In this post I’ll show how to construct subsets of data which resist being valued (in the sense of the data valuation research program).

Setup

We will work with the cat/dog subset of CIFAR-10. This forms a binary classification task with 10,000 training examples and 2,000 test examples.

We will construct two subsets of the training data, $A$ and $B$, which yield the following test-set accuracies:

  • Train on just $A$: 86% accuracy.
  • Train on $A \cup B$: 91% accuracy.
  • Train on just $B$: 37% accuracy. (worse than chance!)

Subset $B$ is both beneficial when added to $A$, while also being worse than nothing when used on its own.

This result is problematic for the research program of data valuation – which traditionally “is posed as a problem of equitably splitting the validation performance of a learning algorithm among the training data” (e.g. [1, 2]). What value should we assign to subset $B$? Negative, because it’s worse than nothing on its own? Or positive, because it’s helpful when used alongside $A$? There seems to be no clear answer.

If you are familiar with ROC curves, please enjoy the following.

Method

The construction is as follows.

  1. Remove a random 10% of the cat/dog training examples, and train a ResNet on this (yields a model with ~75% accuracy).
  2. Run this model on the remaining 90% of examples.
  3. Select the top 15% most confident mistakes from this set, as subset $B$.
  4. Finally, let subset $A$ be the remaining 75% of examples which are not already in $B$.

A notebook which reproduces these results is here. It uses a few extra techniques to slightly pump up the numbers – ensembling and evaluating on augmented images to reduce noise.

Thoughts

Consider any binary classification dataset $S$, paired with any prediction function $f$. I’ll argue that the dataset can always be split into two halves, which on their own cannot give you anything better than $f$.

Let $A$ be the examples in $S$ which are correctly predicted by $f$, and $B$ the mistakes. Then on $A$, $f$ already has perfect accuracy; to additionally realize zero loss, we can simply scale up the logits. And on $B$, the inversion of $f$ (flipping the predictions) likewise has perfect accuracy.

Therefore, when training on either $A$ or $B$ alone, no matter how large and diverse their union is, we cannot rely on ERM to give us a classifier better than $f$ (or its inversion).

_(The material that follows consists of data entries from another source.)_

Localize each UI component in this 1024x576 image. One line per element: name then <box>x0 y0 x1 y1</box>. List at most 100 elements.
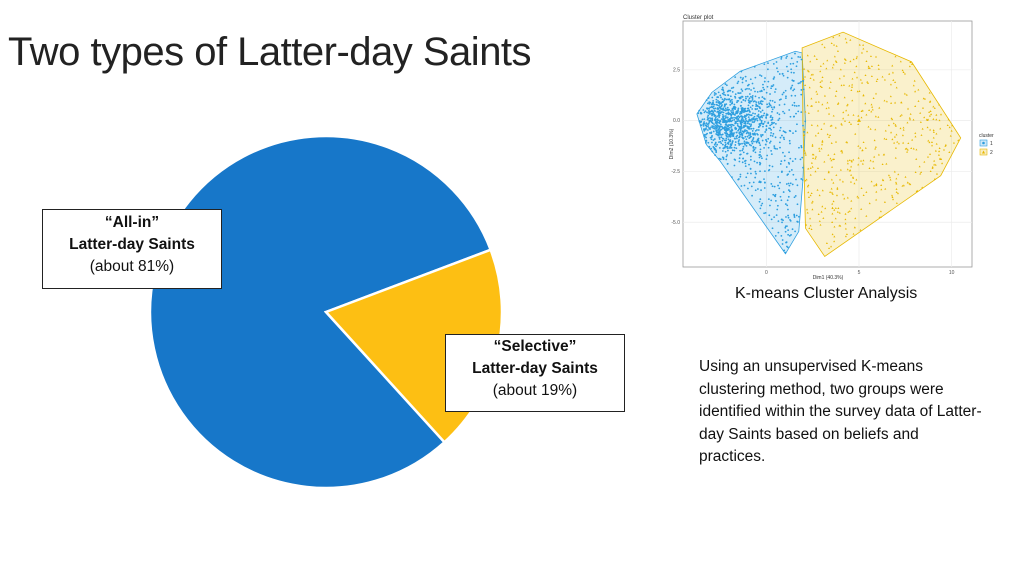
cluster-point-2 <box>933 177 936 180</box>
cluster-point-2 <box>836 210 839 213</box>
cluster-point-1 <box>784 131 787 134</box>
cluster-point-2 <box>844 227 847 230</box>
cluster-point-1 <box>751 121 754 123</box>
cluster-point-1 <box>786 55 788 58</box>
cluster-point-1 <box>717 134 720 137</box>
cluster-point-2 <box>876 78 879 81</box>
cluster-point-1 <box>726 106 729 109</box>
cluster-point-1 <box>748 128 751 130</box>
cluster-point-1 <box>797 110 800 113</box>
cluster-point-1 <box>767 105 770 108</box>
cluster-point-1 <box>728 147 731 149</box>
cluster-point-1 <box>787 214 789 217</box>
cluster-point-1 <box>722 88 724 91</box>
cluster-point-1 <box>761 134 764 136</box>
cluster-point-1 <box>776 67 778 70</box>
cluster-point-1 <box>743 184 746 187</box>
cluster-point-1 <box>745 144 748 147</box>
cluster-point-1 <box>760 122 763 125</box>
cluster-point-2 <box>833 153 836 155</box>
cluster-point-1 <box>732 86 735 89</box>
cluster-point-1 <box>715 103 718 106</box>
cluster-point-1 <box>767 62 769 65</box>
cluster-point-2 <box>846 159 849 162</box>
cluster-point-2 <box>865 113 868 116</box>
cluster-point-1 <box>737 107 740 110</box>
cluster-point-2 <box>888 72 891 75</box>
legend-marker-1 <box>982 141 985 145</box>
cluster-point-1 <box>732 124 735 127</box>
cluster-point-1 <box>722 107 725 110</box>
cluster-point-1 <box>720 107 723 110</box>
cluster-point-1 <box>756 107 759 110</box>
cluster-point-1 <box>735 131 738 134</box>
cluster-point-2 <box>933 163 936 166</box>
cluster-point-1 <box>717 91 720 94</box>
cluster-point-1 <box>781 243 784 245</box>
cluster-point-2 <box>879 210 882 213</box>
cluster-point-1 <box>786 174 789 176</box>
cluster-point-1 <box>741 121 743 124</box>
cluster-point-2 <box>850 159 853 162</box>
cluster-point-2 <box>874 147 877 150</box>
cluster-point-2 <box>891 71 894 74</box>
cluster-point-2 <box>859 146 862 149</box>
cluster-point-2 <box>871 108 874 111</box>
cluster-point-2 <box>862 47 865 50</box>
cluster-point-1 <box>740 101 743 104</box>
cluster-point-1 <box>776 112 779 114</box>
cluster-point-1 <box>747 113 750 116</box>
cluster-point-2 <box>812 153 815 156</box>
cluster-point-2 <box>933 107 936 109</box>
cluster-point-1 <box>714 115 717 117</box>
cluster-point-1 <box>725 158 728 161</box>
cluster-point-1 <box>721 101 724 104</box>
cluster-point-2 <box>895 86 898 89</box>
cluster-point-1 <box>748 123 751 125</box>
cluster-point-2 <box>891 64 894 67</box>
cluster-point-1 <box>746 122 749 125</box>
cluster-point-1 <box>772 132 775 135</box>
cluster-point-1 <box>781 221 783 224</box>
cluster-point-2 <box>835 61 838 63</box>
cluster-point-2 <box>810 124 813 126</box>
cluster-point-2 <box>935 142 938 145</box>
cluster-point-2 <box>919 121 922 123</box>
cluster-point-1 <box>740 70 743 73</box>
cluster-point-1 <box>759 100 762 103</box>
cluster-point-1 <box>718 109 721 112</box>
cluster-point-1 <box>724 150 727 153</box>
cluster-point-2 <box>870 180 873 183</box>
cluster-point-2 <box>858 90 861 92</box>
cluster-point-1 <box>765 116 767 119</box>
cluster-point-2 <box>899 114 902 117</box>
cluster-point-1 <box>800 145 803 147</box>
cluster-point-1 <box>743 140 746 143</box>
cluster-point-1 <box>743 129 746 132</box>
cluster-point-2 <box>881 163 884 165</box>
cluster-point-1 <box>740 185 743 187</box>
cluster-point-2 <box>869 55 872 58</box>
cluster-point-1 <box>750 114 753 116</box>
cluster-point-1 <box>763 63 766 66</box>
cluster-plot: Cluster plot 0 5 10 2.5 0.0 -2.5 -5.0 Dim1 (40… <box>669 15 994 281</box>
cluster-point-2 <box>902 128 905 131</box>
cluster-point-2 <box>804 84 807 87</box>
cluster-point-1 <box>782 110 784 113</box>
cluster-point-1 <box>758 156 761 159</box>
cluster-point-1 <box>787 161 790 164</box>
cluster-point-2 <box>834 59 837 62</box>
cluster-point-1 <box>790 233 792 236</box>
cluster-point-1 <box>747 187 749 190</box>
cluster-point-2 <box>832 181 835 184</box>
cluster-point-2 <box>844 218 847 221</box>
cluster-point-2 <box>884 129 887 132</box>
cluster-point-2 <box>814 157 817 160</box>
cluster-point-1 <box>752 146 755 149</box>
cluster-point-1 <box>761 139 764 142</box>
cluster-point-2 <box>895 191 898 193</box>
cluster-point-1 <box>722 108 725 111</box>
cluster-point-2 <box>829 124 832 127</box>
cluster-point-1 <box>771 99 774 102</box>
cluster-point-1 <box>741 95 743 98</box>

It’s only when these two sets (correctly predicted examples & mistakes) are taken together that they can give models better than $f$.

In Learning from Incorrectly Labeled Data, Eric Wallace presented the following experiment:

  1. Train on CIFAR-10 (all 10 classes) for 2 epochs, yielding a model with 63% accuracy.
  2. Run the model on the entire training set of 50,000 points, and relabel according to the model’s prediction.
  3. Throw out all those examples which were predicted correctly, leaving a set of ~18,500 entirely mislabeled examples.
  4. Train on this set … => 50% accuracy! (much better than chance)

The construction presented in this post is derived from Eric’s.

References

[1] Kwon and Zou. Beta Shapley: a Unified and Noise-reduced Data Valuation Framework for Machine Learning. arXiv preprint arXiv:2110.14049, 2021.

[2] Just et al. LAVA: Data Valuation without Pre-Specified Learning Algorithms. ICLR 2023.

[3] Ilyas et al. Datamodels: Predicting Predictions from Training Data. ICML 2022.

[4] Wallace. Learning from Incorrectly Labeled Data. Distill 2019.